When you write your research report, tick each box as you go. That way, you can be sure that you don't lose marks because you have forgotten something or have put it in the wrong place.

 

Introduction

The point of the introduction is to justify your hypotheses, so you need to talk about previous work on the topic and give a rationale for your own experiment: why are you doing it? Are you trying to support someone else's work, modify it, or reject it, or are you trying to decide which of two theories is more likely?
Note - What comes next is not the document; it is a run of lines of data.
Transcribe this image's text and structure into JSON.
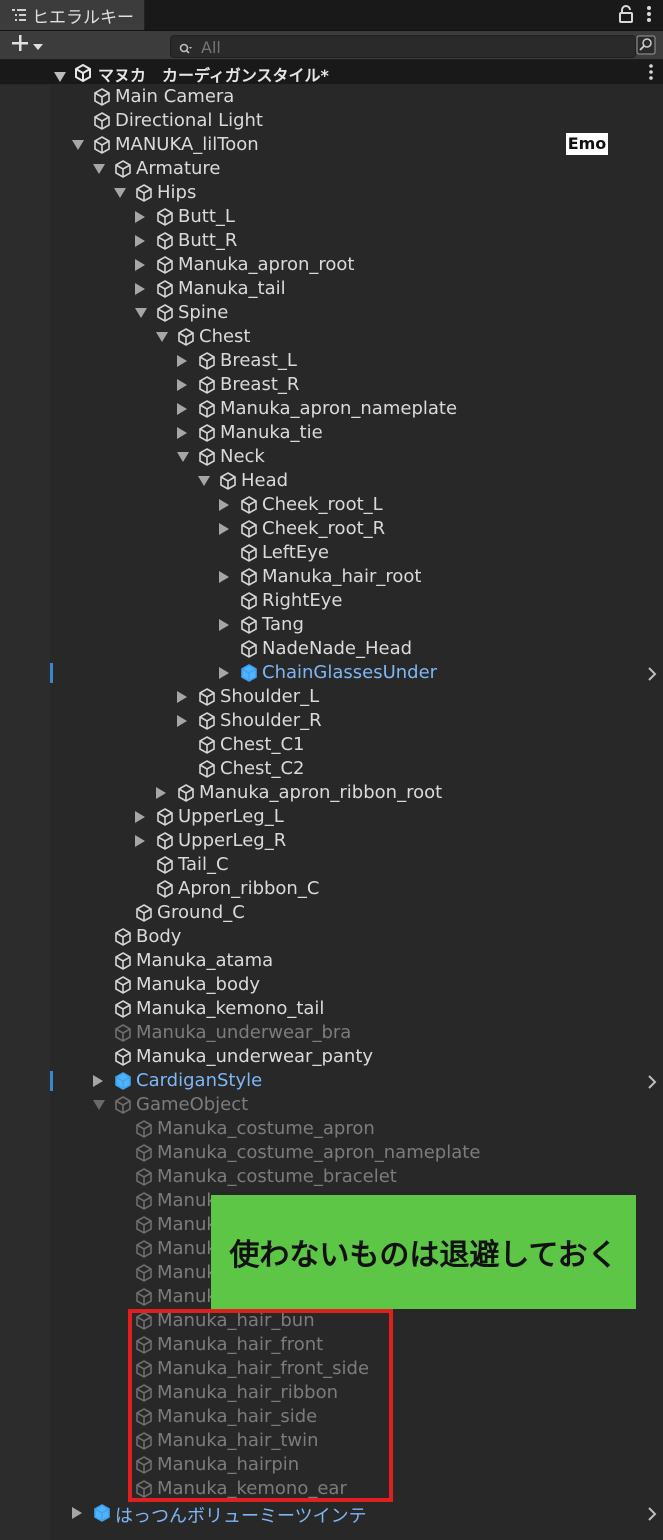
{
  "tab": {
    "label": "ヒエラルキー"
  },
  "search": {
    "placeholder": "All",
    "value": ""
  },
  "scene": {
    "title": "マヌカ　カーディガンスタイル*"
  },
  "badge": {
    "text": "Emo"
  },
  "callout": {
    "text": "使わないものは退避しておく"
  },
  "colors": {
    "background": "#282828",
    "prefab": "#7fb6f4",
    "inactive": "#7c7c7c",
    "callout": "#5ec646",
    "highlight": "#e0201e"
  },
  "rows": [
    {
      "label": "Main Camera",
      "depth": 0,
      "arrow": "none",
      "state": "normal"
    },
    {
      "label": "Directional Light",
      "depth": 0,
      "arrow": "none",
      "state": "normal"
    },
    {
      "label": "MANUKA_lilToon",
      "depth": 0,
      "arrow": "expanded",
      "state": "normal"
    },
    {
      "label": "Armature",
      "depth": 1,
      "arrow": "expanded",
      "state": "normal"
    },
    {
      "label": "Hips",
      "depth": 2,
      "arrow": "expanded",
      "state": "normal"
    },
    {
      "label": "Butt_L",
      "depth": 3,
      "arrow": "collapsed",
      "state": "normal"
    },
    {
      "label": "Butt_R",
      "depth": 3,
      "arrow": "collapsed",
      "state": "normal"
    },
    {
      "label": "Manuka_apron_root",
      "depth": 3,
      "arrow": "collapsed",
      "state": "normal"
    },
    {
      "label": "Manuka_tail",
      "depth": 3,
      "arrow": "collapsed",
      "state": "normal"
    },
    {
      "label": "Spine",
      "depth": 3,
      "arrow": "expanded",
      "state": "normal"
    },
    {
      "label": "Chest",
      "depth": 4,
      "arrow": "expanded",
      "state": "normal"
    },
    {
      "label": "Breast_L",
      "depth": 5,
      "arrow": "collapsed",
      "state": "normal"
    },
    {
      "label": "Breast_R",
      "depth": 5,
      "arrow": "collapsed",
      "state": "normal"
    },
    {
      "label": "Manuka_apron_nameplate",
      "depth": 5,
      "arrow": "collapsed",
      "state": "normal"
    },
    {
      "label": "Manuka_tie",
      "depth": 5,
      "arrow": "collapsed",
      "state": "normal"
    },
    {
      "label": "Neck",
      "depth": 5,
      "arrow": "expanded",
      "state": "normal"
    },
    {
      "label": "Head",
      "depth": 6,
      "arrow": "expanded",
      "state": "normal"
    },
    {
      "label": "Cheek_root_L",
      "depth": 7,
      "arrow": "collapsed",
      "state": "normal"
    },
    {
      "label": "Cheek_root_R",
      "depth": 7,
      "arrow": "collapsed",
      "state": "normal"
    },
    {
      "label": "LeftEye",
      "depth": 7,
      "arrow": "none",
      "state": "normal"
    },
    {
      "label": "Manuka_hair_root",
      "depth": 7,
      "arrow": "collapsed",
      "state": "normal"
    },
    {
      "label": "RightEye",
      "depth": 7,
      "arrow": "none",
      "state": "normal"
    },
    {
      "label": "Tang",
      "depth": 7,
      "arrow": "collapsed",
      "state": "normal"
    },
    {
      "label": "NadeNade_Head",
      "depth": 7,
      "arrow": "none",
      "state": "normal"
    },
    {
      "label": "ChainGlassesUnder",
      "depth": 7,
      "arrow": "collapsed",
      "state": "prefab"
    },
    {
      "label": "Shoulder_L",
      "depth": 5,
      "arrow": "collapsed",
      "state": "normal"
    },
    {
      "label": "Shoulder_R",
      "depth": 5,
      "arrow": "collapsed",
      "state": "normal"
    },
    {
      "label": "Chest_C1",
      "depth": 5,
      "arrow": "none",
      "state": "normal"
    },
    {
      "label": "Chest_C2",
      "depth": 5,
      "arrow": "none",
      "state": "normal"
    },
    {
      "label": "Manuka_apron_ribbon_root",
      "depth": 4,
      "arrow": "collapsed",
      "state": "normal"
    },
    {
      "label": "UpperLeg_L",
      "depth": 3,
      "arrow": "collapsed",
      "state": "normal"
    },
    {
      "label": "UpperLeg_R",
      "depth": 3,
      "arrow": "collapsed",
      "state": "normal"
    },
    {
      "label": "Tail_C",
      "depth": 3,
      "arrow": "none",
      "state": "normal"
    },
    {
      "label": "Apron_ribbon_C",
      "depth": 3,
      "arrow": "none",
      "state": "normal"
    },
    {
      "label": "Ground_C",
      "depth": 2,
      "arrow": "none",
      "state": "normal"
    },
    {
      "label": "Body",
      "depth": 1,
      "arrow": "none",
      "state": "normal"
    },
    {
      "label": "Manuka_atama",
      "depth": 1,
      "arrow": "none",
      "state": "normal"
    },
    {
      "label": "Manuka_body",
      "depth": 1,
      "arrow": "none",
      "state": "normal"
    },
    {
      "label": "Manuka_kemono_tail",
      "depth": 1,
      "arrow": "none",
      "state": "normal"
    },
    {
      "label": "Manuka_underwear_bra",
      "depth": 1,
      "arrow": "none",
      "state": "inactive"
    },
    {
      "label": "Manuka_underwear_panty",
      "depth": 1,
      "arrow": "none",
      "state": "normal"
    },
    {
      "label": "CardiganStyle",
      "depth": 1,
      "arrow": "collapsed",
      "state": "prefab"
    },
    {
      "label": "GameObject",
      "depth": 1,
      "arrow": "expanded",
      "state": "inactive"
    },
    {
      "label": "Manuka_costume_apron",
      "depth": 2,
      "arrow": "none",
      "state": "inactive"
    },
    {
      "label": "Manuka_costume_apron_nameplate",
      "depth": 2,
      "arrow": "none",
      "state": "inactive"
    },
    {
      "label": "Manuka_costume_bracelet",
      "depth": 2,
      "arrow": "none",
      "state": "inactive"
    },
    {
      "label": "Manuka",
      "depth": 2,
      "arrow": "none",
      "state": "inactive"
    },
    {
      "label": "Manuka",
      "depth": 2,
      "arrow": "none",
      "state": "inactive"
    },
    {
      "label": "Manuka",
      "depth": 2,
      "arrow": "none",
      "state": "inactive"
    },
    {
      "label": "Manuka",
      "depth": 2,
      "arrow": "none",
      "state": "inactive"
    },
    {
      "label": "Manuka",
      "depth": 2,
      "arrow": "none",
      "state": "inactive"
    },
    {
      "label": "Manuka_hair_bun",
      "depth": 2,
      "arrow": "none",
      "state": "inactive"
    },
    {
      "label": "Manuka_hair_front",
      "depth": 2,
      "arrow": "none",
      "state": "inactive"
    },
    {
      "label": "Manuka_hair_front_side",
      "depth": 2,
      "arrow": "none",
      "state": "inactive"
    },
    {
      "label": "Manuka_hair_ribbon",
      "depth": 2,
      "arrow": "none",
      "state": "inactive"
    },
    {
      "label": "Manuka_hair_side",
      "depth": 2,
      "arrow": "none",
      "state": "inactive"
    },
    {
      "label": "Manuka_hair_twin",
      "depth": 2,
      "arrow": "none",
      "state": "inactive"
    },
    {
      "label": "Manuka_hairpin",
      "depth": 2,
      "arrow": "none",
      "state": "inactive"
    },
    {
      "label": "Manuka_kemono_ear",
      "depth": 2,
      "arrow": "none",
      "state": "inactive"
    },
    {
      "label": "はっつんボリューミーツインテ",
      "depth": 0,
      "arrow": "collapsed",
      "state": "prefab"
    }
  ]
}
Review of background theories
Evidence supporting these theories
Evidence against (if any)
Logical link to hypotheses: explanation of why you have carried out your particular study (replicate/modify/refute/test between theories)
Formal statement of alternative and null hypotheses in operational terms
Alpha level stated
Number of tails

Method

This is a description of what you did to test your hypotheses, succinctly but in enough detail to allow another researcher to replicate it. It should also justify all the design decisions you made (why repeated measures rather than independent groups, for example?).

Design
Type of investigation (e.g., laboratory study, observational study, case study)
Design (experimental (repeated measures, independent groups etc.), correlational)
Experimental designs: State the independent variable, dependent variable and number of conditions (identify experimental and control if applicable)
Correlational: State the two variables
Experimental controls, e.g., single or double blind

Participants
Sampling procedure (random, stratified, opportunity etc.)
Number (in each condition if applicable)
Relevant information (e.g., age, sex, education, occupation)

Materials
What you used in the experiment (don't simply refer the reader to appendices) and how you controlled extraneous variables
How you constructed any special materials (e.g., word lists, questionnaires) etc.
Standardised instructions

Procedure
What happened in sequence, step by step (location of study, instructions to participants, presentation of stimuli, responses made, method of data collection, debriefing etc.)

Results

Descriptive statistics (central tendency, dispersion, tables, graphs)
Inferential statistics (test used (why), value obtained, df, critical value, tails, significance level)
State whether H1 or H0 is supported

Discussion

Restate your findings briefly in words
Relate your findings to theories in introduction (support/modify/refute/one theory supported over another)
If your results refute current theories, give possible theoretical explanation(s) and how you might go about testing it/them
Suggest improvements to your experiment
Suggest further research
Discuss any practical implications of your findings
Brief summing up

References

List of all studies referred to (not textbooks used)
Following format used:
Articles
Mingay, D (1998) Students in action: A contradiction in terms. British Journal of Psychology, 41, 85-90.
Books
Mingay, D (1999) Students' Inaction: A More Likely Phenomenon. London, Trouser Press.

Appendices

All your raw data, calculations, samples of materials used etc. go here, not in the main report.

Labelled clearly and numbered consistently with numbers in main report
Referred to in main report

Abstract

Written last but placed before introduction.

Single paragraph
Less than 150 words
Why you did the study
How you did it
What you found
What it means

Title

Goes at very start of report.

Fewer than 12 words
Succinctly sums up what study was about (apposite wit?)